To address the problem of layer-wise accumulation of quantization error in post-training quantization of large language models, this paper proposes GPTQv2—a highly efficient, fine-tuning-free compression method for Transformer architectures. Its core innovation is an asymmetric calibration paradigm, derived from Optimal Brain Compression theory, which yields a closed-form solution explicitly jointly optimizing both quantization error and accumulated asymmetric error—thereby ensuring strict fidelity between quantized layer outputs and full-precision counterparts. Leveraging channel-level parallelism, neuron-wise decomposition, and Cholesky-based matrix fusion, GPTQv2 achieves substantial computational speedup with only +20 lines of code. It enables single-GPU quantization of 405B-parameter language models and EVA-02 vision Transformers while retaining 90% of pre-trained ImageNet accuracy. This work establishes a lightweight, high-fidelity quantization paradigm for ultra-large-scale model deployment.

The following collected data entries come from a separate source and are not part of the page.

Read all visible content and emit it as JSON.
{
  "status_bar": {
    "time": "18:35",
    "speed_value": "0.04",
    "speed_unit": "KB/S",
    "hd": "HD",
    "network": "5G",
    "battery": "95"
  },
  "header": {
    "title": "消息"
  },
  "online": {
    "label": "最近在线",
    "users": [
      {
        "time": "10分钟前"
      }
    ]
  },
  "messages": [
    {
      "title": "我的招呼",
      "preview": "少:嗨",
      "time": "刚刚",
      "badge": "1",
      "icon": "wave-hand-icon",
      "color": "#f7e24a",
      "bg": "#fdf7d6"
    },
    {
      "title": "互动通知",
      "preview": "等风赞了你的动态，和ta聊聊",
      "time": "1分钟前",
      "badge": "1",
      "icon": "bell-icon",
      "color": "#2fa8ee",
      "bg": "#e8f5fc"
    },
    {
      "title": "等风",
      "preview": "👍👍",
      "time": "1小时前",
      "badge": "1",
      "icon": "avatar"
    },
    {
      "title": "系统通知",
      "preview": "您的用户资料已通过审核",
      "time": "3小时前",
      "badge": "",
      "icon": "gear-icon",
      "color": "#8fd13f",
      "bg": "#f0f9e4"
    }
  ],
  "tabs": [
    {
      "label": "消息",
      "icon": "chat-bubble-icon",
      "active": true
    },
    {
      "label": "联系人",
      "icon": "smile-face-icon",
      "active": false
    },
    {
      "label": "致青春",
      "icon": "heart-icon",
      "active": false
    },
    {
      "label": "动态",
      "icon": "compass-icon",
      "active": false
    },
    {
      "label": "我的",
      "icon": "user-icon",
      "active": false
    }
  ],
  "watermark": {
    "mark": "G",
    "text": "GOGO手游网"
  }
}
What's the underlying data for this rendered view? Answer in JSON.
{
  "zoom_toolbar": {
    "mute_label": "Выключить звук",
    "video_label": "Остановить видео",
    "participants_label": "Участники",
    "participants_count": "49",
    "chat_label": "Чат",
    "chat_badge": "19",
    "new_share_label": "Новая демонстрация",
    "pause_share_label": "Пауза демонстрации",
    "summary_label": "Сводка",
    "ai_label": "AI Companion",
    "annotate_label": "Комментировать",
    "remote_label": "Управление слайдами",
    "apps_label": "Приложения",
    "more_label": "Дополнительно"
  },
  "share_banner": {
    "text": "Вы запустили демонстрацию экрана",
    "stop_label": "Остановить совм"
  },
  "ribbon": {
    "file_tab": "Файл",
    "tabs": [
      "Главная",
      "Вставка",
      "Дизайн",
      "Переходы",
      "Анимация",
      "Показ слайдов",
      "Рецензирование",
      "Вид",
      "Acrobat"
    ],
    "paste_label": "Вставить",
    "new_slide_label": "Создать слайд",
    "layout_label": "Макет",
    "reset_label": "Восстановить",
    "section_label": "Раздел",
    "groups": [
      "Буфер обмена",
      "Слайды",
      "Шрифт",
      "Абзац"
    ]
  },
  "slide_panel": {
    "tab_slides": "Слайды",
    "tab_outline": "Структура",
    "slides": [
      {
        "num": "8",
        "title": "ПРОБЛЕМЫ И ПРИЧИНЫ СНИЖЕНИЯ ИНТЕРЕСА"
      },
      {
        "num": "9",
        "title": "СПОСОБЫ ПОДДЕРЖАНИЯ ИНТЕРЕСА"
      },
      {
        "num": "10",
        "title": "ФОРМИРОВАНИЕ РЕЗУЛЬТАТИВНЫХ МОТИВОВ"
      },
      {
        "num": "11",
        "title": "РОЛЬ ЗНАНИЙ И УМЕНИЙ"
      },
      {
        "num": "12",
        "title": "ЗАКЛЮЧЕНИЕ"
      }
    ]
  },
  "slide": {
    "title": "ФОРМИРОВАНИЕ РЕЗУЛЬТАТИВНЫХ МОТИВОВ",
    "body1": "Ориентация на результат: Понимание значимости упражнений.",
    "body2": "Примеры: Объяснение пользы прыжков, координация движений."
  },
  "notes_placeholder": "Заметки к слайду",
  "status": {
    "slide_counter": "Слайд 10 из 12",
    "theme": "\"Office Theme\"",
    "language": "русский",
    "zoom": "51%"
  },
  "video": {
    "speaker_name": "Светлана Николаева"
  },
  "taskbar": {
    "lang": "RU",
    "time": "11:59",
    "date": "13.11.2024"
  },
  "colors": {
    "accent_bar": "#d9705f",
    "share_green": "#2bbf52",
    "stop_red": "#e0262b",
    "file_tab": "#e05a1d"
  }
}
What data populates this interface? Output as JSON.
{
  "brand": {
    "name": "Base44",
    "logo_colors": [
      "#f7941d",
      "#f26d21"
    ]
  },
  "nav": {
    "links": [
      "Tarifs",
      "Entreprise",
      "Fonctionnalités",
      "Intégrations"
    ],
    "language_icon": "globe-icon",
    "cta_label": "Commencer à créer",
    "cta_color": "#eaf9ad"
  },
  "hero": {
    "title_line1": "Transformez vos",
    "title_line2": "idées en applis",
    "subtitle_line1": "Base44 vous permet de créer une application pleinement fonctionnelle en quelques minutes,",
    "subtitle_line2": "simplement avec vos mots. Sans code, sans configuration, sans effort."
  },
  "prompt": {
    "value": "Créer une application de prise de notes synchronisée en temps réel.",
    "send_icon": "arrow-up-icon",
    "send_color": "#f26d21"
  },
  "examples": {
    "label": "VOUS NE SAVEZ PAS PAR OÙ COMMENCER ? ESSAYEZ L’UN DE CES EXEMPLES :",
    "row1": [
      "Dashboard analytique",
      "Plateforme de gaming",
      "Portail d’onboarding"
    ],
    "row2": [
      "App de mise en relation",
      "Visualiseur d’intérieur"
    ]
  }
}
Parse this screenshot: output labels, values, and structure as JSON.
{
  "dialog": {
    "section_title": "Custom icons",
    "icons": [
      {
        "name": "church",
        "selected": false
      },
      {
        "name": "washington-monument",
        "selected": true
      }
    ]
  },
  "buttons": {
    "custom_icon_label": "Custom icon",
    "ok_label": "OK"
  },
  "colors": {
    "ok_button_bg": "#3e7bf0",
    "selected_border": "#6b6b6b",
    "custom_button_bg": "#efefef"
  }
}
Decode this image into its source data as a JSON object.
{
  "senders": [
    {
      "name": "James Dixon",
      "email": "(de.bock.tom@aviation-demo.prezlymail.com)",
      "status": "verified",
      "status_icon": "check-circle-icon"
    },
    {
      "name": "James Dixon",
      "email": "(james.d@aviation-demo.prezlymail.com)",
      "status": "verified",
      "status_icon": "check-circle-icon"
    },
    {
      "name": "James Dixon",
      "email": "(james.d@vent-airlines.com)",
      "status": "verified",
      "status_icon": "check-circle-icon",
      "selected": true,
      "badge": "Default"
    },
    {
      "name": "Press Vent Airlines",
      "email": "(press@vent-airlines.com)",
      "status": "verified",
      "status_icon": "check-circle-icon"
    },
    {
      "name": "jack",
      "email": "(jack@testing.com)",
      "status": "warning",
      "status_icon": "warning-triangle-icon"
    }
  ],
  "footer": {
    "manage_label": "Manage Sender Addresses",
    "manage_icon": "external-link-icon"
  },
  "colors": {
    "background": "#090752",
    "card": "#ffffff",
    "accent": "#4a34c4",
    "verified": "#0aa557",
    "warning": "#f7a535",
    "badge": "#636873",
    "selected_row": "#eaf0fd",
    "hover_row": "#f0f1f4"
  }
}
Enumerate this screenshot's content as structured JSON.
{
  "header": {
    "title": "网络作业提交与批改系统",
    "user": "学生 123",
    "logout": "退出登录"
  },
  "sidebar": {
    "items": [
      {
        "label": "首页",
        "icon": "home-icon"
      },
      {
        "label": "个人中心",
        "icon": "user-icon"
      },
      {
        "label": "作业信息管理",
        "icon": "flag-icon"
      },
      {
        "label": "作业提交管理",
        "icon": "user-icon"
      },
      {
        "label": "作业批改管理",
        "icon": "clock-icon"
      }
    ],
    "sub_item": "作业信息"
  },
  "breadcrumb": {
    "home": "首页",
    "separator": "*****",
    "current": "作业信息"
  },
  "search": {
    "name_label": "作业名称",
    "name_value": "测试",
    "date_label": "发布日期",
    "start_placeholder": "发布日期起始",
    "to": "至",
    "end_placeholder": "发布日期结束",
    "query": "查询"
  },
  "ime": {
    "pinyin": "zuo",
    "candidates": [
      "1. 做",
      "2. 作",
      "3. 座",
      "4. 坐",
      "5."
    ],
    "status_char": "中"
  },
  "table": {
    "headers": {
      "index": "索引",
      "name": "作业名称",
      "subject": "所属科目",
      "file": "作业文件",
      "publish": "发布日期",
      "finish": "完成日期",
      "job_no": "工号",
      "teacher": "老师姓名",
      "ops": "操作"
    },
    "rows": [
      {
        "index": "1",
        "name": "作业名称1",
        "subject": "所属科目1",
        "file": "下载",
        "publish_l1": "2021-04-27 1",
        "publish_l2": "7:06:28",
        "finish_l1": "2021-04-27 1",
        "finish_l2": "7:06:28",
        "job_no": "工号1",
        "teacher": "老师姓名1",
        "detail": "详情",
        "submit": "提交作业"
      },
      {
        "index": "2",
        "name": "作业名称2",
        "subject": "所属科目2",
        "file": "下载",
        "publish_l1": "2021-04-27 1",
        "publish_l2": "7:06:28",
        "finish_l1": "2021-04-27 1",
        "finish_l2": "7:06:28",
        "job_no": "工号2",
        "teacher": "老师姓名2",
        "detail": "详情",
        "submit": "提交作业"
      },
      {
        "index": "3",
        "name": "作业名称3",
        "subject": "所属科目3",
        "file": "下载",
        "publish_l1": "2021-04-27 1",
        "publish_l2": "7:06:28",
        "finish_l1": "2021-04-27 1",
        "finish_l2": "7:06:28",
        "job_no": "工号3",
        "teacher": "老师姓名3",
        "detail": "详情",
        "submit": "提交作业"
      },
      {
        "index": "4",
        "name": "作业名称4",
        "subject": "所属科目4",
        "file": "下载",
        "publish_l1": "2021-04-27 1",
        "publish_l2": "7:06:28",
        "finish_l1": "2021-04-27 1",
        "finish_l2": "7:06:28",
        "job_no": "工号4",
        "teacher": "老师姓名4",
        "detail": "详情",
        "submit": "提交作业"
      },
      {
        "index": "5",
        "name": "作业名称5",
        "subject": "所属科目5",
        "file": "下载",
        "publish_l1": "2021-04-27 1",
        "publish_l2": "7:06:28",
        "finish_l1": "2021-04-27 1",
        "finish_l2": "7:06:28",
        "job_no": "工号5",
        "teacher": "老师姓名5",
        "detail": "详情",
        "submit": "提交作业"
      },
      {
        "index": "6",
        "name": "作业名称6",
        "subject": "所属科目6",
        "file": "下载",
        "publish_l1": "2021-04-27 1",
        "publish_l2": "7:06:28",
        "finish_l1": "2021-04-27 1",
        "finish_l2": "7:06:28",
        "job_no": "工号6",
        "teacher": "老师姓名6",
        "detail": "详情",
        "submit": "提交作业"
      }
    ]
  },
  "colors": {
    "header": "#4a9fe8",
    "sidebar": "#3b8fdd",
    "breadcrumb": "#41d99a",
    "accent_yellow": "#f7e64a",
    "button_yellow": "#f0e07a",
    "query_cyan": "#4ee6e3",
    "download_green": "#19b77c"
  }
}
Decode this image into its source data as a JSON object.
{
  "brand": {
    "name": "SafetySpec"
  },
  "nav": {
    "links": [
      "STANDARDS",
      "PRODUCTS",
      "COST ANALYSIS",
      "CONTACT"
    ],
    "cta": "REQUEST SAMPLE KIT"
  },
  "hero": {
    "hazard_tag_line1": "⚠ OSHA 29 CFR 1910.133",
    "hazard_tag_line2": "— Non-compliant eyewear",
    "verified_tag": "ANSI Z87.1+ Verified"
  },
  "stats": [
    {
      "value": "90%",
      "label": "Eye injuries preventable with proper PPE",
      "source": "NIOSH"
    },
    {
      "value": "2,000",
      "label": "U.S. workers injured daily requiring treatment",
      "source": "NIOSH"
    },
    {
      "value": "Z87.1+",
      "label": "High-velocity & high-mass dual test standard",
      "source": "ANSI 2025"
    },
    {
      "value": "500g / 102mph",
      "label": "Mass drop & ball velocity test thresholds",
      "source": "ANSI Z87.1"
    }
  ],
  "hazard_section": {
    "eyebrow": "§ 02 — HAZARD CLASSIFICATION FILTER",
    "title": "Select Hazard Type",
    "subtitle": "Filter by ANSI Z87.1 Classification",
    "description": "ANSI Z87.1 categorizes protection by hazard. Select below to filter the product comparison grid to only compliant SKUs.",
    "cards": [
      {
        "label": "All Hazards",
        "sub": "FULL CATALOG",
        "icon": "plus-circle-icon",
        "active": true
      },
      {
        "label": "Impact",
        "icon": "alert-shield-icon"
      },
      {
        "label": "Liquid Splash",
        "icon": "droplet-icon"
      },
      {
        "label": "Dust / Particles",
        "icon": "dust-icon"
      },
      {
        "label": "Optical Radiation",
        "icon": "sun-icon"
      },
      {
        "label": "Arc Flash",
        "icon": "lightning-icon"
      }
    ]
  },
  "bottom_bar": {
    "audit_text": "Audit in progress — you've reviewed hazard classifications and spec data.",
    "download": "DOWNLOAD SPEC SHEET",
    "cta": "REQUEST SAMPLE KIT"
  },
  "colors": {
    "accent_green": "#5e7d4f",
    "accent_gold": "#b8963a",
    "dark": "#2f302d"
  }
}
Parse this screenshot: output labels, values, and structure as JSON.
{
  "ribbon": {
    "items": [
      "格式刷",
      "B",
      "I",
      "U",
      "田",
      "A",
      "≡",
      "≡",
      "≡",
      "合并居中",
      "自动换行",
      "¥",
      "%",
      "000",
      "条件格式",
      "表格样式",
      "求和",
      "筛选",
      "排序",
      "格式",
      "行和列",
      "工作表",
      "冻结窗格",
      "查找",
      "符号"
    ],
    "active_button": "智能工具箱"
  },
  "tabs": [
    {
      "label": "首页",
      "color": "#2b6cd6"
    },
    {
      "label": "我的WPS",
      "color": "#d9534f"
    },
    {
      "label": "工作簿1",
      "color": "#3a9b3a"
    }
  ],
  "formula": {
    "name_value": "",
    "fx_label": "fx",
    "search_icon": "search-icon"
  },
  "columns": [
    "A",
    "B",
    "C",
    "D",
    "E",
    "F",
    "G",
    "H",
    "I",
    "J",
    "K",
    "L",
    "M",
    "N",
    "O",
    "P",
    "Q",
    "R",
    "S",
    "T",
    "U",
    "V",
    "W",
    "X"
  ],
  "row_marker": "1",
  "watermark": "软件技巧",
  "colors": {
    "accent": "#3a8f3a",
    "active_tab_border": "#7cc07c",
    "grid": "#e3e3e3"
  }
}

We introduce GPTQv2, a novel finetuning-free quantization method for compressing large-scale transformer architectures. Unlike the previous GPTQ method, which independently calibrates each layer, we always match the quantized layer's output to the exact output in the full-precision model, resulting in a scheme that we call asymmetric calibration. Such a scheme can effectively reduce the quantization error accumulated in previous layers. We analyze this problem using optimal brain compression to derive a close-formed solution. The new solution explicitly minimizes the quantization error as well as the accumulated asymmetry error. Furthermore, we utilize various techniques to parallelize the solution calculation, including channel parallelization, neuron decomposition, and Cholesky reformulation for matrix fusion. As a result, GPTQv2 is easy to implement, simply using 20 more lines of code than GPTQ but improving its performance under low-bit quantization. Remarkably, on a single GPU, we quantize a 405B language transformer as well as EVA-02 the rank first vision transformer that achieves 90% pretraining Imagenet accuracy. Code is available at github.com/Intelligent-Computing-Lab-Yale/GPTQv2.